Life as a poet is not that affluent. But since I can only talk about what I’ve experienced myself, it’s hard to say how much different it is from the lives of my peers. I think my worries about living—like worries about the housing situation in Seoul and the uncertain future—are common among many others. From that point of view, I think it’s rather difficult to say that there is a big difference.

3. I see tiny living things or objects like a myna, bird, bee, and seaweed often appear as a medium of self-reflection. In other words, these things are the meeting points of the inner and outer world. Are you aware of these points in daily lives? If so, what would it mean to live along with these things as a human being?

“Self-reflection” feels alien to me. I think “surprise” feels more familiar than “self-reflection” because the depth and discernment required for “self-reflection” do not befit me. There are times when I suddenly feel a strange something from tiny things or things I see on a daily basis. Although I do not precisely understand what they are, I am enchanted by them, and I develop other thoughts from that enchantment. I think those things are what constitutes the elements of my life. The configuration of life, for me, feels like a huge blueprint on which numerous things that are superficial, fragmented, and floating are entangled and mixed. I think it would be exceptionally hard for us to distinguish things that are more important, more fundamental, and more in depth. The only thing we can do is to sense the distance between us and things that are relevant to us. 

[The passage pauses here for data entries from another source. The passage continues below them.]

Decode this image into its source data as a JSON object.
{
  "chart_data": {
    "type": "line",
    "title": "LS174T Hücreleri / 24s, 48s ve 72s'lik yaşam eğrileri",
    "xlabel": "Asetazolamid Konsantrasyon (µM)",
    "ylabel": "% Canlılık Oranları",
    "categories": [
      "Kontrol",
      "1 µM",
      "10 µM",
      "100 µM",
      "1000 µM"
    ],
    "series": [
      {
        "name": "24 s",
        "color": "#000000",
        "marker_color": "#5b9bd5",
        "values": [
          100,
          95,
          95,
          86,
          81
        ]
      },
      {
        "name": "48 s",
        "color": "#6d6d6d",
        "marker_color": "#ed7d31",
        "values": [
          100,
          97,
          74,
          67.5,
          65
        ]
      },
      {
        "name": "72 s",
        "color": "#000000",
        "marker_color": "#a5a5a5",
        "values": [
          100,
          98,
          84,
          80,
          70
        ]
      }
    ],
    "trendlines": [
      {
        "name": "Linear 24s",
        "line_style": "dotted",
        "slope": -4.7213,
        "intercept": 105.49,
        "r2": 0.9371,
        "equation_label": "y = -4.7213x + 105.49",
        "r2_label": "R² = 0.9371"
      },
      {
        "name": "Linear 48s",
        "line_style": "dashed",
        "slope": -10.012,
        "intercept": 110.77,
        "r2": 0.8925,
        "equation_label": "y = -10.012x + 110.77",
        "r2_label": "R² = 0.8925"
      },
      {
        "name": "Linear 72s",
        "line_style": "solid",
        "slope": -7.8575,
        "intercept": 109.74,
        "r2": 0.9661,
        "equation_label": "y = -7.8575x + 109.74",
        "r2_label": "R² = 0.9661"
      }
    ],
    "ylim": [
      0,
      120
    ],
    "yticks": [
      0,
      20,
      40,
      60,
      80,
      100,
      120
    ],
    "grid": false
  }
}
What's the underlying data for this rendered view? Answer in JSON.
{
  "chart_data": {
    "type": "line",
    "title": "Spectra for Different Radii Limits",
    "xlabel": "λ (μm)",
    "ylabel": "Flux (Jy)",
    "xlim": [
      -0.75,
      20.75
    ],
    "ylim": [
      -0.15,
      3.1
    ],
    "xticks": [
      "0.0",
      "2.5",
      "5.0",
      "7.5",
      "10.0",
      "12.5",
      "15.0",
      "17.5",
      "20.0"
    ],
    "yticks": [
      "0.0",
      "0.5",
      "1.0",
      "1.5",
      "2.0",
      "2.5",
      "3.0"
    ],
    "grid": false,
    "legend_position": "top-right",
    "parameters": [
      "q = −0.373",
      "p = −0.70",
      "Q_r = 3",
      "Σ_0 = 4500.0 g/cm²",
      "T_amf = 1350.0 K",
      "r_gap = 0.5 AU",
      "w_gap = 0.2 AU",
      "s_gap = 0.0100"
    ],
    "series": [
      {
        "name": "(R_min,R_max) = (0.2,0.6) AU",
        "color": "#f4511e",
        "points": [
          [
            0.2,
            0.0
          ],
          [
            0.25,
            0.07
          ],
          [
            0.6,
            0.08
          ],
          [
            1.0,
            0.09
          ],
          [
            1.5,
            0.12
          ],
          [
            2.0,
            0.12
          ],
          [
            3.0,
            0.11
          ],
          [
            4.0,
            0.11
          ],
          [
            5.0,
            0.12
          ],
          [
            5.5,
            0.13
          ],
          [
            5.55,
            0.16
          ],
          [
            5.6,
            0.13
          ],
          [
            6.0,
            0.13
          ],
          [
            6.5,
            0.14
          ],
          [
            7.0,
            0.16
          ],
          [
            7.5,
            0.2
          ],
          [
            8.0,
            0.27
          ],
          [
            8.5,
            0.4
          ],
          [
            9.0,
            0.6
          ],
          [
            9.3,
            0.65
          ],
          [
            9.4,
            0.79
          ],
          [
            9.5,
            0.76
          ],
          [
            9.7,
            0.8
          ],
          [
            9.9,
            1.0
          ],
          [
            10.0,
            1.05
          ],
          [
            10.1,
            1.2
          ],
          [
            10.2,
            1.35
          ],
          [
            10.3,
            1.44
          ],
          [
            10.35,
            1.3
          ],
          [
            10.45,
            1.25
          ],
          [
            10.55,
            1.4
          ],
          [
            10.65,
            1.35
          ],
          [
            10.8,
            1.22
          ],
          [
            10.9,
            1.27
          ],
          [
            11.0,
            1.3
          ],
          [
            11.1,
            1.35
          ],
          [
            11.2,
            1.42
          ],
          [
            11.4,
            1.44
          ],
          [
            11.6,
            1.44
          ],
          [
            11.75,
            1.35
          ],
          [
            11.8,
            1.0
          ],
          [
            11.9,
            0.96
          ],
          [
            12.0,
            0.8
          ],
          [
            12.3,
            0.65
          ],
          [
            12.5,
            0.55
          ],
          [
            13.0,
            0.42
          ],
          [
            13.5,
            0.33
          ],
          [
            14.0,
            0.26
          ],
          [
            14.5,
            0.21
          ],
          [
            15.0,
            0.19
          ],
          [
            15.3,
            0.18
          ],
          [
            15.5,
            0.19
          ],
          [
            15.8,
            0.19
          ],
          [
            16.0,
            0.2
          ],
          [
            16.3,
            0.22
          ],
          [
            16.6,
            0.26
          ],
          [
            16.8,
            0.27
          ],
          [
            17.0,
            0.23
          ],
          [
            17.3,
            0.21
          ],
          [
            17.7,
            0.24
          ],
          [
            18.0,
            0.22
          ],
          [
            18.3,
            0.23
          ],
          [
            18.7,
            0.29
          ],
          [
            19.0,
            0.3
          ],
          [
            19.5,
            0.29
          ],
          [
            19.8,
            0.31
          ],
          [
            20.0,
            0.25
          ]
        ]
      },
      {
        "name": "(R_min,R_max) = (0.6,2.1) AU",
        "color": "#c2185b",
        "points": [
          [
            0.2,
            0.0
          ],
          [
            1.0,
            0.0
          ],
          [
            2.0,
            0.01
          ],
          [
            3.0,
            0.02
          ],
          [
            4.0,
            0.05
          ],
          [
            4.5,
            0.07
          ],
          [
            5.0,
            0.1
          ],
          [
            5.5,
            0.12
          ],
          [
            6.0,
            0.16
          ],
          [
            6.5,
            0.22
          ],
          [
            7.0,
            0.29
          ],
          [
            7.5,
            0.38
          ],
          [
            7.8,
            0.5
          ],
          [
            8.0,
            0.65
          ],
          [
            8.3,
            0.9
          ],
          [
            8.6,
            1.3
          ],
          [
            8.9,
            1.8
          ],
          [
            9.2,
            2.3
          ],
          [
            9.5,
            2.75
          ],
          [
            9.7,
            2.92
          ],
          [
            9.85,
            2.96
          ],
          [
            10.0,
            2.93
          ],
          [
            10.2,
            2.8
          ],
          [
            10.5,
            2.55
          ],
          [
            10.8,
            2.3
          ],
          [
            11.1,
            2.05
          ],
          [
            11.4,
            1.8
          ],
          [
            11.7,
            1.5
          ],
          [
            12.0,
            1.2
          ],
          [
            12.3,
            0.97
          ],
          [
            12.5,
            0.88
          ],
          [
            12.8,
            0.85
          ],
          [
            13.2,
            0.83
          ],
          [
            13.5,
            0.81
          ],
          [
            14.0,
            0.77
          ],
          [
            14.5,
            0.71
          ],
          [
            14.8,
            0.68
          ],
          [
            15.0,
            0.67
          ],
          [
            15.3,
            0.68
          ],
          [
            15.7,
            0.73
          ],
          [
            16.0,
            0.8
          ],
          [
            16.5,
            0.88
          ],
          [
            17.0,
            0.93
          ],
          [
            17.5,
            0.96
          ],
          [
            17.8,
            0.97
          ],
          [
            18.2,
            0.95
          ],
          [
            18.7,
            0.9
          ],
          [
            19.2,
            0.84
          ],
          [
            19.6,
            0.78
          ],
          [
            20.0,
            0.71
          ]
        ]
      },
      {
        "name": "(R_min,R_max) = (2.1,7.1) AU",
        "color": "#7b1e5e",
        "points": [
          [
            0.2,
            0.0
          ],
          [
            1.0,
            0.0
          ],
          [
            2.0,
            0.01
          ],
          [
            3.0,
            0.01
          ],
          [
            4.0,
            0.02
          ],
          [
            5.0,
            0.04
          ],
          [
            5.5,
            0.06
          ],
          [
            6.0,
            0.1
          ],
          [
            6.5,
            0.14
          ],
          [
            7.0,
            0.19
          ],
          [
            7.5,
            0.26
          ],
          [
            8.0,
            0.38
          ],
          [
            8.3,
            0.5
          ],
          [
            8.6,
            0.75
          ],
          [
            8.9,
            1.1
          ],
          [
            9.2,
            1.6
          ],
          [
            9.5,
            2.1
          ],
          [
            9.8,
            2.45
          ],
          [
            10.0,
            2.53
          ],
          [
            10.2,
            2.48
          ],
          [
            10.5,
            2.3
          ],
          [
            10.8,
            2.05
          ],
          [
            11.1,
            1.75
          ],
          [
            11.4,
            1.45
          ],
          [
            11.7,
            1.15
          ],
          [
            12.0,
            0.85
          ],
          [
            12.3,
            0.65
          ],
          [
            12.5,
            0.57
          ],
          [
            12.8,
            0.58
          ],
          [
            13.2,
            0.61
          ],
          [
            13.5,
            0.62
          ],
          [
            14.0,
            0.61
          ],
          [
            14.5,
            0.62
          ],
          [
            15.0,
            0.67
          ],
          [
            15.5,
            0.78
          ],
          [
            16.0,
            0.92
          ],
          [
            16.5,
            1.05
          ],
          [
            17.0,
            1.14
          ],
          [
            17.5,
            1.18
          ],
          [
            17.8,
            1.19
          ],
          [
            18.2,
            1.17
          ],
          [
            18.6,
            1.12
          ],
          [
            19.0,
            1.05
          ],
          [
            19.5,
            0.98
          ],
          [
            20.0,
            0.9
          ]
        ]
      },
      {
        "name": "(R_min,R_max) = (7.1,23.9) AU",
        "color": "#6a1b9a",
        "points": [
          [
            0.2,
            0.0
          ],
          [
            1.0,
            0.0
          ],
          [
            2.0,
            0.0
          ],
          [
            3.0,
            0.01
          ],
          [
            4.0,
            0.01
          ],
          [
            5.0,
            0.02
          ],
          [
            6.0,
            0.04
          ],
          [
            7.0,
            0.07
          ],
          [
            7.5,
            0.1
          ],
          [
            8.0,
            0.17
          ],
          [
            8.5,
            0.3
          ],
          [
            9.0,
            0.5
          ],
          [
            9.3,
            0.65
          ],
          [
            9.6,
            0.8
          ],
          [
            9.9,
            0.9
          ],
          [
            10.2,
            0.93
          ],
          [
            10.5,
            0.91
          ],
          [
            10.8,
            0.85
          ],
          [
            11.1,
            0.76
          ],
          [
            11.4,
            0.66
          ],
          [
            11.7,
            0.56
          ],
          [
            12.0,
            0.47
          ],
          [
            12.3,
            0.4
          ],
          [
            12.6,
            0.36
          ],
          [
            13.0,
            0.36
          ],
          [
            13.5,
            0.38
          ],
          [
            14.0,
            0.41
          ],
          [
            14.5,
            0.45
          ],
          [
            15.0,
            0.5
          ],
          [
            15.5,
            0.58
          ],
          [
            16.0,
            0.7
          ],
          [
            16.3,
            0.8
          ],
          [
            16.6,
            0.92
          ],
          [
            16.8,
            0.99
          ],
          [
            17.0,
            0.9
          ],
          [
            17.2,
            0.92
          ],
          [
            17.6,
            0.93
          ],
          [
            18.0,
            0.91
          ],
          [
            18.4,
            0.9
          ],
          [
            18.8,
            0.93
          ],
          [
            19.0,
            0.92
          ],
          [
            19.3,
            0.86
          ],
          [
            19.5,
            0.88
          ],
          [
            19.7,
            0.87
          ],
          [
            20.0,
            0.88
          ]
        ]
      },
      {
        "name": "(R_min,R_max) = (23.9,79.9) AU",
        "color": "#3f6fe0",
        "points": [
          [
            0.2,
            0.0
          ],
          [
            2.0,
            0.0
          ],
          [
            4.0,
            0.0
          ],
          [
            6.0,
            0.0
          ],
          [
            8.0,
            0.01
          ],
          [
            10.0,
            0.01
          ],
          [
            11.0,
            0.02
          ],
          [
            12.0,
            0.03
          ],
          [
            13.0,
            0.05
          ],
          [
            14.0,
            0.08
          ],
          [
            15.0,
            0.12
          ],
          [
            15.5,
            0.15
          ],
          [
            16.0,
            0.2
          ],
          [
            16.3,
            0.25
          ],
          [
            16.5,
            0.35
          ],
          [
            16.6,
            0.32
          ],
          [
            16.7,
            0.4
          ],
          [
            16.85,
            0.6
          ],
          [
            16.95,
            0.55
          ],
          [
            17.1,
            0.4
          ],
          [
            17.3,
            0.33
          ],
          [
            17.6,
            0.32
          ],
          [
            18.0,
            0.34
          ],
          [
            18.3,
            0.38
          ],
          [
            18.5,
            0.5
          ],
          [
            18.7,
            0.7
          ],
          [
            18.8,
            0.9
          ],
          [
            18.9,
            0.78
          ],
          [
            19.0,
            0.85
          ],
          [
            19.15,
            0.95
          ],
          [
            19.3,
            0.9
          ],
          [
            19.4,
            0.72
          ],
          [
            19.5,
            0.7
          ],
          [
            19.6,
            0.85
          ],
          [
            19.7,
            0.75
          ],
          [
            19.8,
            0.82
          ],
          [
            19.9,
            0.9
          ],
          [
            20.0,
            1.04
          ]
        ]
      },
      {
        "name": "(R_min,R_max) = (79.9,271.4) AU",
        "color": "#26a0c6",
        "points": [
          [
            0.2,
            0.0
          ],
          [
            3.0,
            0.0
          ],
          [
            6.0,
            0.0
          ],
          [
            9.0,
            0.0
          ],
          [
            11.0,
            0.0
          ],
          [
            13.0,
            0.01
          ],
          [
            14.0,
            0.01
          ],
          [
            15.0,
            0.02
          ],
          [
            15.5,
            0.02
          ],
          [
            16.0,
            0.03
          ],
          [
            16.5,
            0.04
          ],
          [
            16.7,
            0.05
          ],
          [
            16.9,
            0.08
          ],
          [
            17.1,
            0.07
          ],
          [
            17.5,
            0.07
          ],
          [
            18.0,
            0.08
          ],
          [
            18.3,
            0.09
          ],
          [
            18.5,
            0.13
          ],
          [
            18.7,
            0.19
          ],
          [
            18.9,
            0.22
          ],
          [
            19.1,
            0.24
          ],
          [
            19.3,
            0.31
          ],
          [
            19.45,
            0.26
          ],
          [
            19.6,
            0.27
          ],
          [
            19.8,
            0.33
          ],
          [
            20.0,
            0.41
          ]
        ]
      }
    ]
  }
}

4. In your interview, you often talked about the definition of “good” poetry and the poet’s attitude for writing it. Then, what kind of poems would you consider “bad” or “not okay”? And what features would they have in common?

Actually, it’s not so important to sort out bad poems from good ones. But if there is one thing that I try to refrain myself from writing, it is a poem that has given up on self-reflection. I try to avoid writing a poem which is not constructed from the reflection of the poet oneself, or which fails to bring about any changes after being composed. For me, writing such a poem is writing virtually nothing. In other words, the poetry that I aim to write is the kind that arises from processes of ceaseless self-reflection and, in such processes, discovers and brings about a certain change.

5. What will your next poems’ venture be like?

My next work will probably come out after a long while. I’m still thinking about how to proceed to the next step, following my last two works.